The Problem of Spring Bar Gap With Rolex Watches

rolex watch strap band bracelet

You may have noticed, you can’t just go on the Everest Bands website and order up a strap for your random modern Rolex. Instead, we have you start with identifying the specific watch on which you intend to mount the strap you purchase.

Why is that?

Well, it’s because the spring bar to case measurement, or gap, on almost every Rolex reference is unique. For example, an Everest rubber strap made for a submariner will fit any Sub from 1983 (16800) to today. But it won’t fit the no-date (a ray of hope for you 14060M owners out there, a rubber strap for that reference is in development).

We don’t know why Rolex has chosen to have different gaps for most of their lines. But it’s a pretty well documented situation. If you do a little searching on Google, you find numerous forum entries of guys complaining about NATO straps not fitting, or getting frayed when being installed.

Some folks resort to removing the spring bars, wrapping the watch head in the chosen NATO strap, and reinstalling the bars. One individual observed, “it … sort of defeats the purpose of being able to quickly and easily interchange NATO straps.”

Others claim, if the strap doesn’t fit fairly easily, it should not go on that watch. Still others resort to using curved or thinner, non-Rolex spring bars. And some guys have noticed spring bars come out warped after a couple of months of usage, when they were straight at installation. That’s a bit alarming!

And there’s another extensive discussion happening in the forums about end links not fitting across references. This, of course, is effectively the same problem, manifesting for those who prefer bracelets to straps.

So that’s the current situation.

But this is not a new problem. In Everest’s product research, we’ve discovered no less than four different gap measurements on Datejust references produced since the 1970s.

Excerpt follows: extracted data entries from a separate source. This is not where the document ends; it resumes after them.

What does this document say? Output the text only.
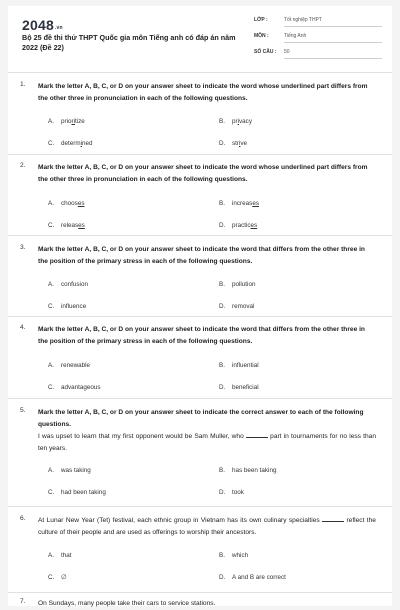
2048.vn
Bộ 25 đề thi thử THPT Quốc gia môn Tiếng anh có đáp án năm 2022 (Đề 22)
LỚP :	Tốt nghiệp THPT
MÔN :	Tiếng Anh
SỐ CÂU : 50
1. Mark the letter A, B, C, or D on your answer sheet to indicate the word whose underlined part differs from the other three in pronunciation in each of the following questions.
A. prioritize	B. privacy
C. determined	D. strive
2. Mark the letter A, B, C, or D on your answer sheet to indicate the word whose underlined part differs from the other three in pronunciation in each of the following questions.
A. chooses	B. increases
C. releases	D. practices
3. Mark the letter A, B, C, or D on your answer sheet to indicate the word that differs from the other three in the position of the primary stress in each of the following questions.
A. confusion	B. pollution
C. influence	D. removal
4. Mark the letter A, B, C, or D on your answer sheet to indicate the word that differs from the other three in the position of the primary stress in each of the following questions.
A. renewable	B. influential
C. advantageous	D. beneficial
5. Mark the letter A, B, C, or D on your answer sheet to indicate the correct answer to each of the following questions.
I was upset to learn that my first opponent would be Sam Muller, who	part in tournaments for no less than ten years.
A. was taking	B. has been taking
C. had been taking	D. took
6. At Lunar New Year (Tet) festival, each ethnic group in Vietnam has its own culinary specialties	reflect the culture of their people and are used as offerings to worship their ancestors.
A. that	B. which
C. ∅	D. A and B are correct
7. On Sundays, many people take their cars to service stations.
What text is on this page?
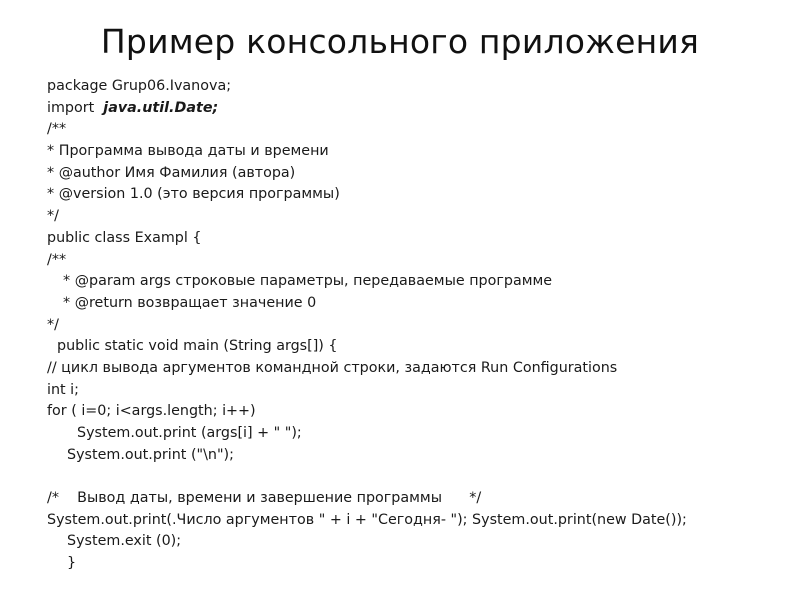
Пример консольного приложения
package Grup06.Ivanova;
import  java.util.Date;
/**
* Программа вывода даты и времени
* @author Имя Фамилия (автора)
* @version 1.0 (это версия программы)
*/
public class Exampl {
/**
* @param args строковые параметры, передаваемые программе
* @return возвращает значение 0
*/
public static void main (String args[]) {
// цикл вывода аргументов командной строки, задаются Run Configurations
int i;
for ( i=0; i<args.length; i++)
System.out.print (args[i] + " ");
System.out.print ("\n");
/*    Вывод даты, времени и завершение программы      */
System.out.print(.Число аргументов " + i + "Сегодня- "); System.out.print(new Date());
System.exit (0);
}
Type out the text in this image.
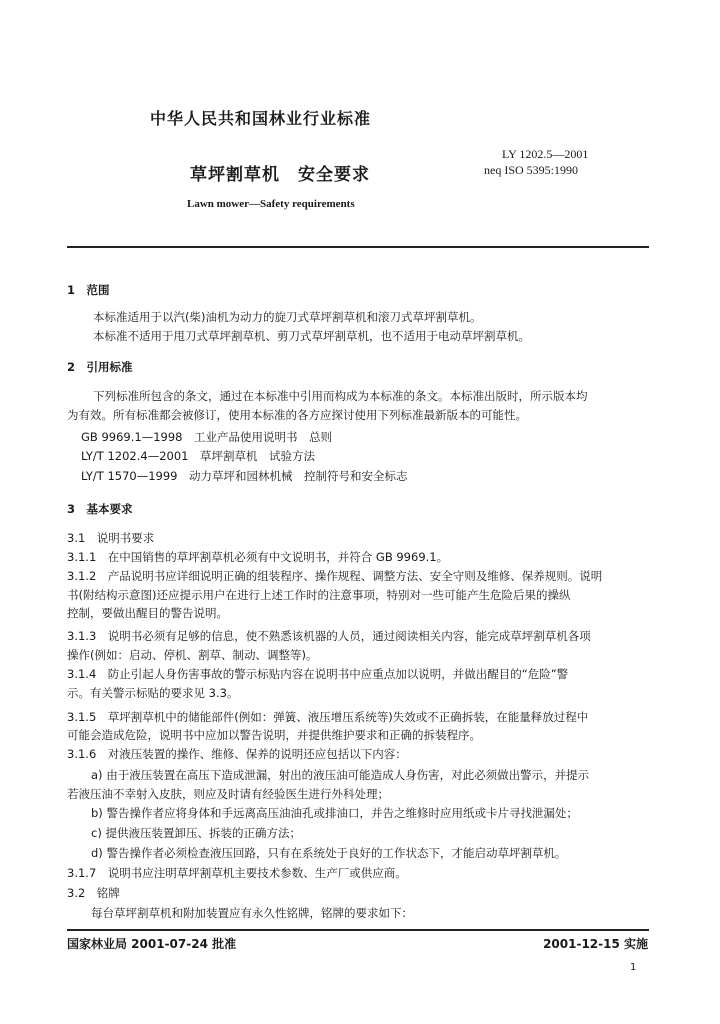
中华人民共和国林业行业标准
草坪割草机　安全要求
LY 1202.5—2001
neq ISO 5395:1990
Lawn mower—Safety requirements
1　范围
本标准适用于以汽(柴)油机为动力的旋刀式草坪割草机和滚刀式草坪割草机。
本标准不适用于甩刀式草坪割草机、剪刀式草坪割草机，也不适用于电动草坪割草机。
2　引用标准
下列标准所包含的条文，通过在本标准中引用而构成为本标准的条文。本标准出版时，所示版本均
为有效。所有标准都会被修订，使用本标准的各方应探讨使用下列标准最新版本的可能性。
GB 9969.1—1998　工业产品使用说明书　总则
LY/T 1202.4—2001　草坪割草机　试验方法
LY/T 1570—1999　动力草坪和园林机械　控制符号和安全标志
3　基本要求
3.1　说明书要求
3.1.1　在中国销售的草坪割草机必须有中文说明书，并符合 GB 9969.1。
3.1.2　产品说明书应详细说明正确的组装程序、操作规程、调整方法、安全守则及维修、保养规则。说明
书(附结构示意图)还应提示用户在进行上述工作时的注意事项，特别对一些可能产生危险后果的操纵
控制，要做出醒目的警告说明。
3.1.3　说明书必须有足够的信息，使不熟悉该机器的人员，通过阅读相关内容，能完成草坪割草机各项
操作(例如：启动、停机、割草、制动、调整等)。
3.1.4　防止引起人身伤害事故的警示标贴内容在说明书中应重点加以说明，并做出醒目的“危险”警
示。有关警示标贴的要求见 3.3。
3.1.5　草坪割草机中的储能部件(例如：弹簧、液压增压系统等)失效或不正确拆装，在能量释放过程中
可能会造成危险，说明书中应加以警告说明，并提供维护要求和正确的拆装程序。
3.1.6　对液压装置的操作、维修、保养的说明还应包括以下内容：
a) 由于液压装置在高压下造成泄漏，射出的液压油可能造成人身伤害，对此必须做出警示，并提示
若液压油不幸射入皮肤，则应及时请有经验医生进行外科处理；
b) 警告操作者应将身体和手远离高压油油孔或排油口，并告之维修时应用纸或卡片寻找泄漏处；
c) 提供液压装置卸压、拆装的正确方法；
d) 警告操作者必须检查液压回路，只有在系统处于良好的工作状态下，才能启动草坪割草机。
3.1.7　说明书应注明草坪割草机主要技术参数、生产厂或供应商。
3.2　铭牌
每台草坪割草机和附加装置应有永久性铭牌，铭牌的要求如下：
国家林业局 2001-07-24 批准	2001-12-15 实施
1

The references 1601 and 1603 (pre-1979) have one gap. The 16013 and 16014, manufactured between 1980 and 1988, have another. The 16220 and 16223, produced between 1989 and 2005, have yet another gap measurement. And last, ref. 116223 has its own gap measurement.

And so you see the challenge a strap maker faces in designing, producing, and inventorying fitted straps for Rolex watches. And there’s nothing to do about it but to be aware that the situation exists.

Less than satisfying, we know… but at least now you know too.